1. El mercado de entradas: precios dinámicos y efecto Tinkerbell
Para el Mundial 2026, FIFA aplicó por primera vez un sistema de precios dinámicos algorítmicos para la venta de entradas, similar a la tarifa variable de Uber, donde el valor cambia según la demanda en tiempo real. El impacto fue inmediato: a febrero de 2026, el precio mediano de reventa en SeatGeek llegó a USD 1.291 y el del partido inaugural de Estados Unidos contra Paraguay superó los USD 3.200. Los asientos premium para la final en el MetLife Stadium, con un valor nominal de USD 6.730, fueron triplicados por FIFA hasta USD 32.970 en mayo.
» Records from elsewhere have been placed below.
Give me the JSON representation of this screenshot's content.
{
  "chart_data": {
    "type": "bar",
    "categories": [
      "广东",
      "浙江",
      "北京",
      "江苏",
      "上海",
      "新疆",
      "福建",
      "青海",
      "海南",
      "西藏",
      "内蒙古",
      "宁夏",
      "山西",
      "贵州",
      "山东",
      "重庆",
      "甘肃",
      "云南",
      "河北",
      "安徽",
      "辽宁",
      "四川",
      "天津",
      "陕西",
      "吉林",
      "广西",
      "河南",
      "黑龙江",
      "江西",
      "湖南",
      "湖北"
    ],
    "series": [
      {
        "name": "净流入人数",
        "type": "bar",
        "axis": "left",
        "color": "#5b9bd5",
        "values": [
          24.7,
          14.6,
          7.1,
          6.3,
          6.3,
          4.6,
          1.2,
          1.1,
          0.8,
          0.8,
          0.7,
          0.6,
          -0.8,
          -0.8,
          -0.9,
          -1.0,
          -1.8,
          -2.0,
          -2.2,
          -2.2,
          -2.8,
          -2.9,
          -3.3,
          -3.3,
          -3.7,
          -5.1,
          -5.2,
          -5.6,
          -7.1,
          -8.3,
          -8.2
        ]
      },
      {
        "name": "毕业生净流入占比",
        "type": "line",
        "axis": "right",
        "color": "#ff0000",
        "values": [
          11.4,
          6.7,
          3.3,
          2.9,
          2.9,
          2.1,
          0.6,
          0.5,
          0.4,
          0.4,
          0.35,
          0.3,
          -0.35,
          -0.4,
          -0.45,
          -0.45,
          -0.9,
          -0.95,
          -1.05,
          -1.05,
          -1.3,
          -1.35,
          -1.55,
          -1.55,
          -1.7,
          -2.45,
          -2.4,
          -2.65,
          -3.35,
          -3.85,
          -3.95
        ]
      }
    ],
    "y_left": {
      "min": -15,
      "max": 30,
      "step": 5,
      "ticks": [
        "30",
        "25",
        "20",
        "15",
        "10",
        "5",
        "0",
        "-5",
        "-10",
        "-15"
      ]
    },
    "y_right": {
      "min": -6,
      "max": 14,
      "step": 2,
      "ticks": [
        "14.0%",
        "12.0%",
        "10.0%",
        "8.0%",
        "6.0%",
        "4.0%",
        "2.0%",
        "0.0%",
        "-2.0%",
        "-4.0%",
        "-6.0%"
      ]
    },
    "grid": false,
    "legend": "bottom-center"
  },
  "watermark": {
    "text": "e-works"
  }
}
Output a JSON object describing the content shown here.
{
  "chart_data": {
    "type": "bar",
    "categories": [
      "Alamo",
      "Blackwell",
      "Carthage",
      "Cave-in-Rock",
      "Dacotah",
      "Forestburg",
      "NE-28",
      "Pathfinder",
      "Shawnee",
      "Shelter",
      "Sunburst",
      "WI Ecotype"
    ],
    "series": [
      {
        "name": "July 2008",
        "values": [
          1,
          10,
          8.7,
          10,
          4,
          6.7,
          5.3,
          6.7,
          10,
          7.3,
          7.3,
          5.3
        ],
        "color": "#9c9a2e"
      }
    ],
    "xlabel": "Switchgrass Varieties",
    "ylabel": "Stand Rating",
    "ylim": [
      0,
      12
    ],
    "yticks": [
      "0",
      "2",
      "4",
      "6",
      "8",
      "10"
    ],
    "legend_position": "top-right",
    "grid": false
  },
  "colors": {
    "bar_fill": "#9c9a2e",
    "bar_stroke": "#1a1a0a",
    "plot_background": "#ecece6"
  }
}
Incluso el presidente Donald Trump dijo públicamente que no pagaría esos precios.
Después, la demanda se enfrió y los precios para la fase de grupos bajaron 28% hasta una mediana de USD 928, pero volvieron a subir cuando los resultados empezaron a pesar. Tras la victoria de Estados Unidos sobre Paraguay, los boletos para el partido siguiente del equipo local aumentaron 65% en apenas 48 horas. A mediados de junio, el 84% de los partidos había registrado subas en la reventa.
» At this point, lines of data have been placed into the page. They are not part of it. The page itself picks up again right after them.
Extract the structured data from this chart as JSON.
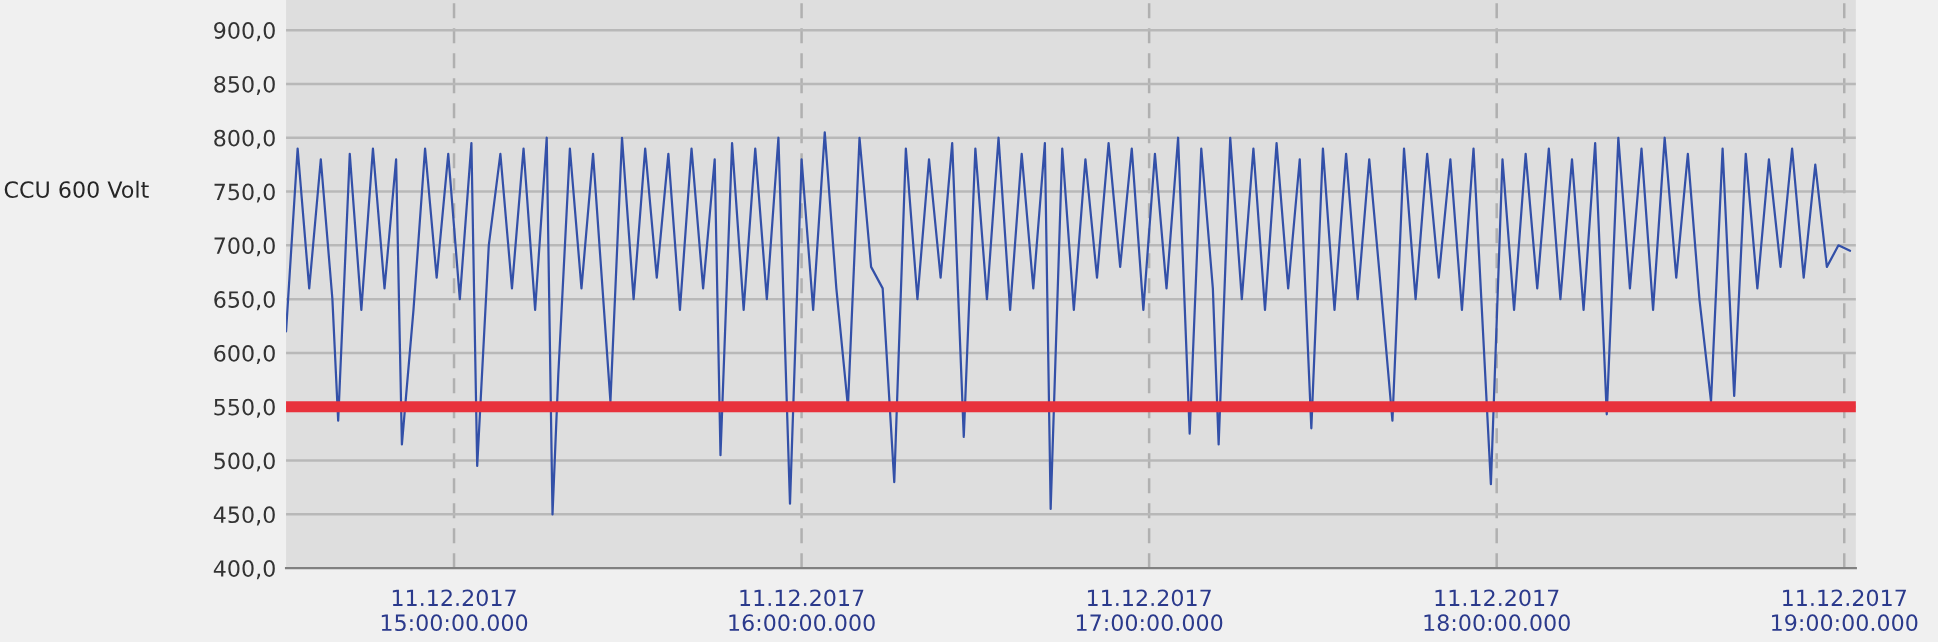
{
  "chart_data": {
    "type": "line",
    "ylabel": "CCU 600 Volt",
    "x": [
      "2017-12-11T14:31",
      "2017-12-11T14:33",
      "2017-12-11T14:35",
      "2017-12-11T14:37",
      "2017-12-11T14:39",
      "2017-12-11T14:40",
      "2017-12-11T14:42",
      "2017-12-11T14:44",
      "2017-12-11T14:46",
      "2017-12-11T14:48",
      "2017-12-11T14:50",
      "2017-12-11T14:51",
      "2017-12-11T14:53",
      "2017-12-11T14:55",
      "2017-12-11T14:57",
      "2017-12-11T14:59",
      "2017-12-11T15:01",
      "2017-12-11T15:03",
      "2017-12-11T15:04",
      "2017-12-11T15:06",
      "2017-12-11T15:08",
      "2017-12-11T15:10",
      "2017-12-11T15:12",
      "2017-12-11T15:14",
      "2017-12-11T15:16",
      "2017-12-11T15:17",
      "2017-12-11T15:18",
      "2017-12-11T15:20",
      "2017-12-11T15:22",
      "2017-12-11T15:24",
      "2017-12-11T15:27",
      "2017-12-11T15:29",
      "2017-12-11T15:31",
      "2017-12-11T15:33",
      "2017-12-11T15:35",
      "2017-12-11T15:37",
      "2017-12-11T15:39",
      "2017-12-11T15:41",
      "2017-12-11T15:43",
      "2017-12-11T15:45",
      "2017-12-11T15:46",
      "2017-12-11T15:48",
      "2017-12-11T15:50",
      "2017-12-11T15:52",
      "2017-12-11T15:54",
      "2017-12-11T15:56",
      "2017-12-11T15:58",
      "2017-12-11T16:00",
      "2017-12-11T16:02",
      "2017-12-11T16:04",
      "2017-12-11T16:06",
      "2017-12-11T16:08",
      "2017-12-11T16:10",
      "2017-12-11T16:12",
      "2017-12-11T16:14",
      "2017-12-11T16:16",
      "2017-12-11T16:18",
      "2017-12-11T16:20",
      "2017-12-11T16:22",
      "2017-12-11T16:24",
      "2017-12-11T16:26",
      "2017-12-11T16:28",
      "2017-12-11T16:30",
      "2017-12-11T16:32",
      "2017-12-11T16:34",
      "2017-12-11T16:36",
      "2017-12-11T16:38",
      "2017-12-11T16:40",
      "2017-12-11T16:42",
      "2017-12-11T16:43",
      "2017-12-11T16:45",
      "2017-12-11T16:47",
      "2017-12-11T16:49",
      "2017-12-11T16:51",
      "2017-12-11T16:53",
      "2017-12-11T16:55",
      "2017-12-11T16:57",
      "2017-12-11T16:59",
      "2017-12-11T17:01",
      "2017-12-11T17:03",
      "2017-12-11T17:05",
      "2017-12-11T17:07",
      "2017-12-11T17:09",
      "2017-12-11T17:11",
      "2017-12-11T17:12",
      "2017-12-11T17:14",
      "2017-12-11T17:16",
      "2017-12-11T17:18",
      "2017-12-11T17:20",
      "2017-12-11T17:22",
      "2017-12-11T17:24",
      "2017-12-11T17:26",
      "2017-12-11T17:28",
      "2017-12-11T17:30",
      "2017-12-11T17:32",
      "2017-12-11T17:34",
      "2017-12-11T17:36",
      "2017-12-11T17:38",
      "2017-12-11T17:40",
      "2017-12-11T17:42",
      "2017-12-11T17:44",
      "2017-12-11T17:46",
      "2017-12-11T17:48",
      "2017-12-11T17:50",
      "2017-12-11T17:52",
      "2017-12-11T17:54",
      "2017-12-11T17:56",
      "2017-12-11T17:59",
      "2017-12-11T18:01",
      "2017-12-11T18:03",
      "2017-12-11T18:05",
      "2017-12-11T18:07",
      "2017-12-11T18:09",
      "2017-12-11T18:11",
      "2017-12-11T18:13",
      "2017-12-11T18:15",
      "2017-12-11T18:17",
      "2017-12-11T18:19",
      "2017-12-11T18:21",
      "2017-12-11T18:23",
      "2017-12-11T18:25",
      "2017-12-11T18:27",
      "2017-12-11T18:29",
      "2017-12-11T18:31",
      "2017-12-11T18:33",
      "2017-12-11T18:35",
      "2017-12-11T18:37",
      "2017-12-11T18:39",
      "2017-12-11T18:41",
      "2017-12-11T18:43",
      "2017-12-11T18:45",
      "2017-12-11T18:47",
      "2017-12-11T18:49",
      "2017-12-11T18:51",
      "2017-12-11T18:53",
      "2017-12-11T18:55",
      "2017-12-11T18:57",
      "2017-12-11T18:59",
      "2017-12-11T19:01"
    ],
    "series": [
      {
        "color": "#3350a8",
        "values": [
          620,
          790,
          660,
          780,
          650,
          537,
          785,
          640,
          790,
          660,
          780,
          515,
          640,
          790,
          670,
          785,
          650,
          795,
          495,
          700,
          785,
          660,
          790,
          640,
          800,
          450,
          580,
          790,
          660,
          785,
          555,
          800,
          650,
          790,
          670,
          785,
          640,
          790,
          660,
          780,
          505,
          795,
          640,
          790,
          650,
          800,
          460,
          780,
          640,
          805,
          660,
          550,
          800,
          680,
          660,
          480,
          790,
          650,
          780,
          670,
          795,
          522,
          790,
          650,
          800,
          640,
          785,
          660,
          795,
          455,
          790,
          640,
          780,
          670,
          795,
          680,
          790,
          640,
          785,
          660,
          800,
          525,
          790,
          660,
          515,
          800,
          650,
          790,
          640,
          795,
          660,
          780,
          530,
          790,
          640,
          785,
          650,
          780,
          660,
          537,
          790,
          650,
          785,
          670,
          780,
          640,
          790,
          478,
          780,
          640,
          785,
          660,
          790,
          650,
          780,
          640,
          795,
          543,
          800,
          660,
          790,
          640,
          800,
          670,
          785,
          650,
          555,
          790,
          560,
          785,
          660,
          780,
          680,
          790,
          670,
          775,
          680,
          700,
          695
        ]
      }
    ],
    "xlim": [
      "2017-12-11T14:31",
      "2017-12-11T19:02"
    ],
    "xticks": [
      {
        "value": "2017-12-11T15:00",
        "label": "11.12.2017\n15:00:00.000"
      },
      {
        "value": "2017-12-11T16:00",
        "label": "11.12.2017\n16:00:00.000"
      },
      {
        "value": "2017-12-11T17:00",
        "label": "11.12.2017\n17:00:00.000"
      },
      {
        "value": "2017-12-11T18:00",
        "label": "11.12.2017\n18:00:00.000"
      },
      {
        "value": "2017-12-11T19:00",
        "label": "11.12.2017\n19:00:00.000"
      }
    ],
    "ylim": [
      400,
      928
    ],
    "yticks": [
      {
        "value": 400,
        "label": "400,0"
      },
      {
        "value": 450,
        "label": "450,0"
      },
      {
        "value": 500,
        "label": "500,0"
      },
      {
        "value": 550,
        "label": "550,0"
      },
      {
        "value": 600,
        "label": "600,0"
      },
      {
        "value": 650,
        "label": "650,0"
      },
      {
        "value": 700,
        "label": "700,0"
      },
      {
        "value": 750,
        "label": "750,0"
      },
      {
        "value": 800,
        "label": "800,0"
      },
      {
        "value": 850,
        "label": "850,0"
      },
      {
        "value": 900,
        "label": "900,0"
      }
    ],
    "ref_lines": [
      {
        "axis": "y",
        "value": 550,
        "color": "#e8323c"
      }
    ],
    "grid": true,
    "legend": false
  }
}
Ese comportamiento se conoce como efecto Tinkerbell: el producto no cambia, pero sí la creencia sobre su valor, y eso alcanza para mover el precio. FIFA aprovechó esa lógica con un mercado oficial de reventa, que cobra una comisión del 15% al comprador y al vendedor. En el otro extremo, partidos como Jordania vs Argelia o Curazao vs Costa de Marfil ofrecieron entradas por menos de USD 450.
El estudio también advierte que el impacto económico del torneo fue mucho más limitado de lo que suele prometerse. El aumento estimado del PBI estadounidense fue de apenas 0,05% y la mayor parte de las ganancias proyectadas no se materializó, en línea con investigaciones previas que muestran que 12 de los últimos 14 mundiales dejaron pérdidas netas para las regiones anfitrionas. En Canadá, por ejemplo, los costos de organización rondaron los 1.070 millones de dólares canadienses, una señal de que el evento pesa más por prestigio que por estímulo económico directo.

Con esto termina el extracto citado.